While the fraud was very complicated and pervasive, it was also “unsophisticated”, says Rooplal.
VBS chairperson Tshifhiwa Matodzi was the “main architect of the fraudulent scheme” and made the most money from it, alleges Rooplal. VBS chief executive Andile Ramavhunga, chief financial officer Philippus Truter, treasurer Mukhodobwane and chief operations officer Robert Madzonga were, however, all part of it, he says.
Truter, who has worked at VBS since 2005, and Mukhodobwane made the fictitious entries and carried out fraudulent transactions on Matodzi’s instructions, Rooplal alleges.
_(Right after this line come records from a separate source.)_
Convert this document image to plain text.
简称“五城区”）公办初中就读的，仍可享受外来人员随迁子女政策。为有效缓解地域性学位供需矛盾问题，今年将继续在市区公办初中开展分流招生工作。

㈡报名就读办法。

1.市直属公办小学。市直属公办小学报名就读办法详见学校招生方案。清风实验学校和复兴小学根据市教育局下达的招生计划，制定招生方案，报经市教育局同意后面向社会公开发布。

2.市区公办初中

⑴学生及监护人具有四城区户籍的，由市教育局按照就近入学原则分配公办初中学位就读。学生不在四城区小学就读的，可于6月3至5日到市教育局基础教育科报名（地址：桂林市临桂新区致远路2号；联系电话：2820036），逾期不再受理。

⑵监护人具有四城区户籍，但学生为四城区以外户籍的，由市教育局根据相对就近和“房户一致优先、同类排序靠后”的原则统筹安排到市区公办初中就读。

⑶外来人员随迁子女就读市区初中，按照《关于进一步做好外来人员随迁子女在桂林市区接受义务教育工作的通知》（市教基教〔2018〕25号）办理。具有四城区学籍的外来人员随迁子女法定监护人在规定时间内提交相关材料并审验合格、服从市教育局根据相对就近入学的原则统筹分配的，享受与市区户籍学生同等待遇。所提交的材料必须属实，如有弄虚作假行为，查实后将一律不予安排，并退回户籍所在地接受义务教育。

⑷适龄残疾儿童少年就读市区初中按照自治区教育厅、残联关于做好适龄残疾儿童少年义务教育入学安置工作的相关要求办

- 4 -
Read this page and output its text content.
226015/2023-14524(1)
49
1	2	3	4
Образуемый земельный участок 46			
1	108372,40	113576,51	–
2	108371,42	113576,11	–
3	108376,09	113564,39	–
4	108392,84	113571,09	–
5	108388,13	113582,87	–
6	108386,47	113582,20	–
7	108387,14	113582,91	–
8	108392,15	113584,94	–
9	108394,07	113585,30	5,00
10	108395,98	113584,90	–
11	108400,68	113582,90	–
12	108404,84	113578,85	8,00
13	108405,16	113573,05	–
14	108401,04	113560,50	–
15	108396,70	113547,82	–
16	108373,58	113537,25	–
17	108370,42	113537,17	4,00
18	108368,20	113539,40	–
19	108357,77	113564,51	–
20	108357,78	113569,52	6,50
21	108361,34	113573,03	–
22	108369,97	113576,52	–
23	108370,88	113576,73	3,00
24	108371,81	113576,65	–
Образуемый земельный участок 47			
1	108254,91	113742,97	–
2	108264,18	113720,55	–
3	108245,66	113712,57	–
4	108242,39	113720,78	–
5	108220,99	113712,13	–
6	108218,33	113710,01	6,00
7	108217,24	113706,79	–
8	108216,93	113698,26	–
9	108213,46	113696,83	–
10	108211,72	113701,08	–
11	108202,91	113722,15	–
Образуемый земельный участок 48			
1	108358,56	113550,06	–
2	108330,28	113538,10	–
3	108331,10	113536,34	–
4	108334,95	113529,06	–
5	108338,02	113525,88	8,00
Rooplal procured an affidavit from Mukhodobwane testifying to how it was done:
- Matodzi instructed Truter and Mukhodobwane to facilitate the acquisition of Insure Group Managers for R250m with fictitious money. The imbalance in VBS’s balance sheet would then be fixed by having Insure deposit its real money back into VBS. The deal was done and the fake R250m ended up in an Insure account at VBS. From there it was paid out to other related parties, becoming real money. Vele, in effect, “paid nothing for the investment” in Insure, claims Rooplal. Other Vele subsidiaries were bought in the same way.
- More shockingly, even the controlling share Vele has in VBS was bought without actually paying anything. VBS created a fake R350m deposit in favour of Vele, of which R90m was used to buy more shares in VBS. Another R80m in VBS shares was acquired by having Insure put money in VBS for unrelated purposes.
- Of the R350m fake deposit, R48m was paid as “bonuses” to Matodzi, Ramavhunga, Mukhodobwane and Truter.
“The perpetrators were effectively stealing money at a greater rate than was being deposited into VBS. This resulted in the severe liquidity crisis in which VBS finds itself,” alleges Rooplal.
“Vele has acted with such dishonesty that, even at this stage, it may prove a difficult task to locate all of the proceeds of the fraud.”
Demand for liquidation
Despite the bank becoming a house of cards, KPMG auditor Sipho Malaba signed off VBS’s books last year.
Rooplal argues for the immediate liquidation of Vele so that he can recover whatever is left of the looted money.
“I have attempted to engage with the management of Vele, but it has become increasingly unclear as to who is in control, as there is a dispute as to the effective leadership of Vele and its subsidiaries. There is, as far as I am aware, no effective management due to the above dispute, which has led to a breakdown of the management and governance of Vele,” he says.
Deon Botha, head of corporate affairs for the PIC, sent City Press the following response to the allegations above: “The PIC is not aware of the alleged payment of a bribe to one of its employees. All PIC investments and related financial transactions must comply with the approved mandates of its clients and follow a thorough investment evaluation process. Investment decisions by the PIC are taken by committees and not by any individual. Any investment decision by the PIC may either be subject to approval from the PIC’s board or be reviewed by the board or any of its subcommittees.
“The PIC fully cooperates with the Reserve Bank as well as the curator and the forensic investigation into VBS, and supports any appropriate action against those responsible for the bank’s demise and those involved in any corrupt practices, including the demand for, payment of or acceptance of bribes.
“The PIC expects its employees to act in an ethical manner. Should further information emerge that implicates any PIC employee in wrongdoing, the PIC will deal with the matter in terms of its disciplinary codes. It will also request law enforcement agencies to investigate.
“The PIC supports every effort by the Reserve Bank to restore VBS to a position where it can trade again on a commercial basis in terms of its banking licence.”
Matsepe also responded, saying: “I confirm that my company had a memorandum of understanding to do capital raising for VBS, which was signed in 2016, and I confirm to helping raise capital and being paid for it.
“I confirm to helping raise capital from international bankers and I completely deny the mentioned transaction that is said to have happened on December 22 2017.”